In 1983, Christopher Stagg reported that he suspected that HD 153261 is a variable star, and his later observations confirmed that it is in fact variable. HD 153261 was given its variable star designation, V828 Arae, in 1987.

This star has been catalogued with a stellar classification of B1 V:ne or B2 IVne, indicating that it is either a main sequence or a subgiant star. The 'n' indicates a nebulous spectrum created by the Doppler shift-broadened absorption lines from a rapid rotation, while the 'e' means this is a Be star, with the spectrum showing emission lines from hot, circumstellar gas. HD 153261 displays some variability with an amplitude of 0.090 in magnitude, and is a suspected spectroscopic binary.
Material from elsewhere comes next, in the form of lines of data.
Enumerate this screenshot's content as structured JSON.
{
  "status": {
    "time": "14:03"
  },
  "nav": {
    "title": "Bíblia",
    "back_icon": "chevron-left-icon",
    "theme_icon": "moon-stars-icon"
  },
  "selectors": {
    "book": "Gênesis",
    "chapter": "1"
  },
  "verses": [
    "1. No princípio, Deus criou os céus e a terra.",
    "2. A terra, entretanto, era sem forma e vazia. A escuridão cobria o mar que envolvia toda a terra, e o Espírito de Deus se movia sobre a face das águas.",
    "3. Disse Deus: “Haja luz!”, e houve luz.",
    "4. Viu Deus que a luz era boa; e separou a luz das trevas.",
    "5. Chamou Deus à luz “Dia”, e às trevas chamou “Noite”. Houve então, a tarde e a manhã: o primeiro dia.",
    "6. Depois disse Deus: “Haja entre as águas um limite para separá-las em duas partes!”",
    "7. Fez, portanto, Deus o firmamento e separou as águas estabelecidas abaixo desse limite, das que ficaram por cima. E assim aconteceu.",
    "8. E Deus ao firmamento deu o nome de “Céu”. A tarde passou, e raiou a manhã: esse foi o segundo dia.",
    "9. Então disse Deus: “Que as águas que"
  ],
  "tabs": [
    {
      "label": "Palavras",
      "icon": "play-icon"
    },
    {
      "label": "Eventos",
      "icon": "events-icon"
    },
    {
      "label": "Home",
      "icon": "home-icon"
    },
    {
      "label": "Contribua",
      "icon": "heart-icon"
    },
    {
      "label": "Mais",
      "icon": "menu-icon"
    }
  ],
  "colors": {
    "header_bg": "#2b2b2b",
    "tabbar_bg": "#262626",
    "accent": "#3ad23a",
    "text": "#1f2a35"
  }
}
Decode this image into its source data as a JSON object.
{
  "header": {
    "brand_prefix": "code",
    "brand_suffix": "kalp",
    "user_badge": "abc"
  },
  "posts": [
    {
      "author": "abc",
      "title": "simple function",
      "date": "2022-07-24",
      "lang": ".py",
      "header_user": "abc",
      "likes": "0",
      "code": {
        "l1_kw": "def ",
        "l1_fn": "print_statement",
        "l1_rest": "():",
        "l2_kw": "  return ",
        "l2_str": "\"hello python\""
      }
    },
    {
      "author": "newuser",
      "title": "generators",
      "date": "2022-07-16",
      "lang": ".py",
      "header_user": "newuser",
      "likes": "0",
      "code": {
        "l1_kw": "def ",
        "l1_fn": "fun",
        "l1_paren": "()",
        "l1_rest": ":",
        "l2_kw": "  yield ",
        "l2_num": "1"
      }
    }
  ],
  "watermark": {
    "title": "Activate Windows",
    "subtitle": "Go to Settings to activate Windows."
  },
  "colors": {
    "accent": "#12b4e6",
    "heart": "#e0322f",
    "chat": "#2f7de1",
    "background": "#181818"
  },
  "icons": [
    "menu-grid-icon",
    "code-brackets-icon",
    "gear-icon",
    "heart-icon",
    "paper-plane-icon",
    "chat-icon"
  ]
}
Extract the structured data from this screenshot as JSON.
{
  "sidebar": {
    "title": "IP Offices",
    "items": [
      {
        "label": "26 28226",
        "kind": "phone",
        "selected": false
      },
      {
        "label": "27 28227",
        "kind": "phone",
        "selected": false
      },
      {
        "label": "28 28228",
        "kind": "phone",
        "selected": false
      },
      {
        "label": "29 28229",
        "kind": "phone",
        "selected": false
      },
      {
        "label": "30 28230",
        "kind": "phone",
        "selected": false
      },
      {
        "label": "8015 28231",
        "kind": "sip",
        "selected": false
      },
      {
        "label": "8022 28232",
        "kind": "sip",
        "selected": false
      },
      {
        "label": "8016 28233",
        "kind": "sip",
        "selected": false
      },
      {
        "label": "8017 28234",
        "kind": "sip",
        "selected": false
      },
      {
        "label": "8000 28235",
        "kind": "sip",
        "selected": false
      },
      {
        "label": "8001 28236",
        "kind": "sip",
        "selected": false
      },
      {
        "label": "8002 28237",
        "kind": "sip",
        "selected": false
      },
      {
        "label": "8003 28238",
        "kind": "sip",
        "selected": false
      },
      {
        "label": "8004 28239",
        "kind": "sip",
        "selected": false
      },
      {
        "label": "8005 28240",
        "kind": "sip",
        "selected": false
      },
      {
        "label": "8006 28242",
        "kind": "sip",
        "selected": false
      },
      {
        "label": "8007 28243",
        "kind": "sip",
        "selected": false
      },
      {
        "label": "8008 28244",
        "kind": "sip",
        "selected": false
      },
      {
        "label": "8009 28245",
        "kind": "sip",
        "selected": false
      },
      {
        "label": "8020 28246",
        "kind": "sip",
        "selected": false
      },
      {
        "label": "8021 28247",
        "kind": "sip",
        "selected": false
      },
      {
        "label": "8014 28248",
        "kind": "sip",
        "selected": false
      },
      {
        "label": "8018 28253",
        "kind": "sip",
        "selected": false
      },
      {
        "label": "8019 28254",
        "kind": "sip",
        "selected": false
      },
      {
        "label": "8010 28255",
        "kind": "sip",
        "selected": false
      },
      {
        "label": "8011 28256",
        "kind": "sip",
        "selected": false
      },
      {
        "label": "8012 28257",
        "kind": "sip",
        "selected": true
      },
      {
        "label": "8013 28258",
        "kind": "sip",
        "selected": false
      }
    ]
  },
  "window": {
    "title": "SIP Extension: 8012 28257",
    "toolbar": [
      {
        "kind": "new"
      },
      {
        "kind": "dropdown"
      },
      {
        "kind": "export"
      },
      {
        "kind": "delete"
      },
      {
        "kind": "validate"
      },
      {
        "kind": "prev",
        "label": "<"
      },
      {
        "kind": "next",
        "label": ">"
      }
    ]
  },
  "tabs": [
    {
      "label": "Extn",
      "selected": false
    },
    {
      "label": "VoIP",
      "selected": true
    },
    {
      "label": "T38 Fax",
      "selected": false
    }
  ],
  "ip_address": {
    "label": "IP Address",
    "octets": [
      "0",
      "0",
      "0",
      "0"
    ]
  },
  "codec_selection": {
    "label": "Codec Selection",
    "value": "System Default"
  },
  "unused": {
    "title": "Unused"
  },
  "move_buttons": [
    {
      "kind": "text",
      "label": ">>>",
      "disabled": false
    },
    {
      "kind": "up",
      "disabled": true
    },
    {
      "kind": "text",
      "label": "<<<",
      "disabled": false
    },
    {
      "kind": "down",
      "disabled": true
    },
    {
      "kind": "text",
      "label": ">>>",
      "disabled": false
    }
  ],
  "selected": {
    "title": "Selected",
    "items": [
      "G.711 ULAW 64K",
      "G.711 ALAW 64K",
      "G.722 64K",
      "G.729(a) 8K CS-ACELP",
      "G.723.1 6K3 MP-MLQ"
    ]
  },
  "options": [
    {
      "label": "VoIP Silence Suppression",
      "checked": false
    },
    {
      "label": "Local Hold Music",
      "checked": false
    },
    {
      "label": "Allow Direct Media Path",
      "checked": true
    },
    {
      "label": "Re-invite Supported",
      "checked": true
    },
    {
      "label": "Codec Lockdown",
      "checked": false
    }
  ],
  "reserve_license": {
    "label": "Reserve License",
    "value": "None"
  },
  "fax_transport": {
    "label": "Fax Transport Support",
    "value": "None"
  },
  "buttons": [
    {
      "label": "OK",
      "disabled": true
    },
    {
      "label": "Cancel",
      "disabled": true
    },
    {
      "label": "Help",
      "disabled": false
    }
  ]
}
HD 153261 is a large star with over ten times the Sun's mass and around 4.5 the radius of the Sun. It shines with more than 11,000 times the brightness of the Sun, with this energy being radiated into space at an effective temperature of 21,150 K. At this heat, it glows with the blue-white hue of a B-type star.